World Economy

Anxiety Spreads Over US-China Trade War

Anxiety Spreads Over US-China Trade WarAnxiety Spreads Over US-China Trade War

Beijing will be watching closely amid fears a trade war could break out between the world's top two economies, USA and China, after Donald Trump took office as the 45th president of the United States on Friday.

Trump has repeatedly blasted China's trade policies and threatened to slap huge tariffs of up to 45% on its goods, while Chinese media have countered that imports of American aircraft, smart phones, and agricultural products could suffer retaliation in any conflict, news outlets reported.

China’s President, Xi Jinping, at the World Economic Forum on January 17 mounted a robust defense of globalization.

While acknowledging that a new path for the global economy remained elusive since the financial crisis, Xi warned against calls for increased protectionism, a message aimed at Donald Trump, who had vowed to confront China on trade.

“No one will emerge as a winner in a trade war,” he told delighted elites from the world of business and finance.

Will there be a trade war between the world's two largest trading powers? Anxiety is spreading among business people around the world, with many saying a showdown with China is unavoidable and imminent.

In his inauguration speech on Friday, Donald Trump signaled no retreat from his populist agenda on trade, immigration, and on scaling back commitments overseas.

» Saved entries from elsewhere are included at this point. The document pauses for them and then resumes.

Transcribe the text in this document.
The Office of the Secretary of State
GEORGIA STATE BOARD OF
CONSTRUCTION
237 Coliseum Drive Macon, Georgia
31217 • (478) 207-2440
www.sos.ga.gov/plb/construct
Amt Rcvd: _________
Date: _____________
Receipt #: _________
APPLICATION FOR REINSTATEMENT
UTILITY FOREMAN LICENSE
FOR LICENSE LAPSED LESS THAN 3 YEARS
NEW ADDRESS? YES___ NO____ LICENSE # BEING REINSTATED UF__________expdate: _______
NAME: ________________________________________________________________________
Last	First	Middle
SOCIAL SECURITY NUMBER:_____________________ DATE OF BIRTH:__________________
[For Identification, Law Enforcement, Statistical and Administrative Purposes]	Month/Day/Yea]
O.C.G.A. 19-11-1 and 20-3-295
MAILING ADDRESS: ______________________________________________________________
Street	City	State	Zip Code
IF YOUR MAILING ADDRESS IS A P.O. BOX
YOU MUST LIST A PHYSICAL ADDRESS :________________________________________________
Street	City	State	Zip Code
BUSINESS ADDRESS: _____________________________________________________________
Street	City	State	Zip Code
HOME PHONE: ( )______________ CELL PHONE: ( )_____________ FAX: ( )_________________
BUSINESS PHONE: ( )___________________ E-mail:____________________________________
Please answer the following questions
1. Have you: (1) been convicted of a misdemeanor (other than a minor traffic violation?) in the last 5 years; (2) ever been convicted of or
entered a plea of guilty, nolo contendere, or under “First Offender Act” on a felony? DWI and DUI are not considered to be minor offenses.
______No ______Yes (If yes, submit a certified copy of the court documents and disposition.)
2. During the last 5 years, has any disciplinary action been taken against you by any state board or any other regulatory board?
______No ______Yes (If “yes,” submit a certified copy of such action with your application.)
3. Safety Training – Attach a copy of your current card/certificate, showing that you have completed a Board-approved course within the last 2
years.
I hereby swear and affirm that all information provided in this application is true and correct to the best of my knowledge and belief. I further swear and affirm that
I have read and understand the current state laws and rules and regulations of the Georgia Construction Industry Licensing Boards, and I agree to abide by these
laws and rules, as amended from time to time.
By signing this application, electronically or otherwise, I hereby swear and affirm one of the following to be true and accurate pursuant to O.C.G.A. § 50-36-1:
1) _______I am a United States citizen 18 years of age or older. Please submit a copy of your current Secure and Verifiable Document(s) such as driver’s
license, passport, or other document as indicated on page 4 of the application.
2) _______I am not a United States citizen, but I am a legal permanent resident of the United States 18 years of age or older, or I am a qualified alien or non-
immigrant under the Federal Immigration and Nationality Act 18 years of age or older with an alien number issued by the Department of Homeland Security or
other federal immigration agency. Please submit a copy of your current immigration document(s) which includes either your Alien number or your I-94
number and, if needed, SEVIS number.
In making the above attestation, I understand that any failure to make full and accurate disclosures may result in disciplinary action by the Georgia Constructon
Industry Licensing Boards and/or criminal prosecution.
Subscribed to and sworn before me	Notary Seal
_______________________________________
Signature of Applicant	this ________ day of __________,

"Every decision on trade, on taxes, on immigration, on foreign affairs will be made to benefit American workers and American families. We must protect our borders from the ravages of other countries making our products, stealing our companies, and destroying our jobs," he said.

If he means what he says, then how many regular business ties will be affected? No one can tell.   

What will they lose? If there is a hike in tariffs across the board, then Chinese companies will lose a lot of orders for the same goods they have been shipping to the US market for the last decade.

What will they gain? Some of these goods are made from imported materials, like iron ore, and actually don’t sell for much of a profit. And environmentally, they may even produce a negative value. Officials with China’s National Development and Reform Commission may thank the Trump administration if it can help China offload obsolete, unsustainable industrial capacity quicker.

Chinese business executives, at the same time, may use the opportunity to apply for more tax breaks and preferential policies and turn to producing more competitive products. With the right policy incentives, China’s ample savings can be used for a new round of industrial investment, Xinhua reported.


What will be the reaction? No war can be one-sided. The Chinese government will adopt counter-measures, and local companies will find more import substitution opportunities in the selected industries.  

Every war comes with a cost. And trade wars backfire easily, especially for a more advanced economy. If heavy protection is required for US manufacturers to make the same goods as can be made equally well in China or in Mexico, then it will hurt, rather than benefit, the competitiveness of the US economy.

A temporary protection may be needed, admittedly, for workers to swop jobs and companies to turn out new products. But long term, it is a dose of poison for entrepreneurship.

In the future world market, US companies cannot compete by making the things that can be made in many developing countries. 

The war-maker will inevitable make a loss. A trade war will also backfire because it will turn away potential customers in a country with a population of 1.3 billion. Many international brands have benefited from their sales to China. It would be foolish to deny US brands the opportunity to do the same.

The immediate concern is that in a trade war, both countries will hit each other with tariffs, CNNMoney reported.

The US exported $125.3 billion in goods to China in the 12 months ending in November, according to Panjiva, a firm that tracks global trade data. Top of the export list: airplanes, soybeans and cars. 

China exports far more to the US, shipping $484 billion of goods in 2015, the most recent year for which data is available from the Commerce Department.

American trade experts have repeatedly cautioned that China will almost certainly retaliate if Trump uses tariffs. 

The big questions are: What’s at stake for the two countries, and the global economy as a whole? And who stands to lose more? Nobody knows.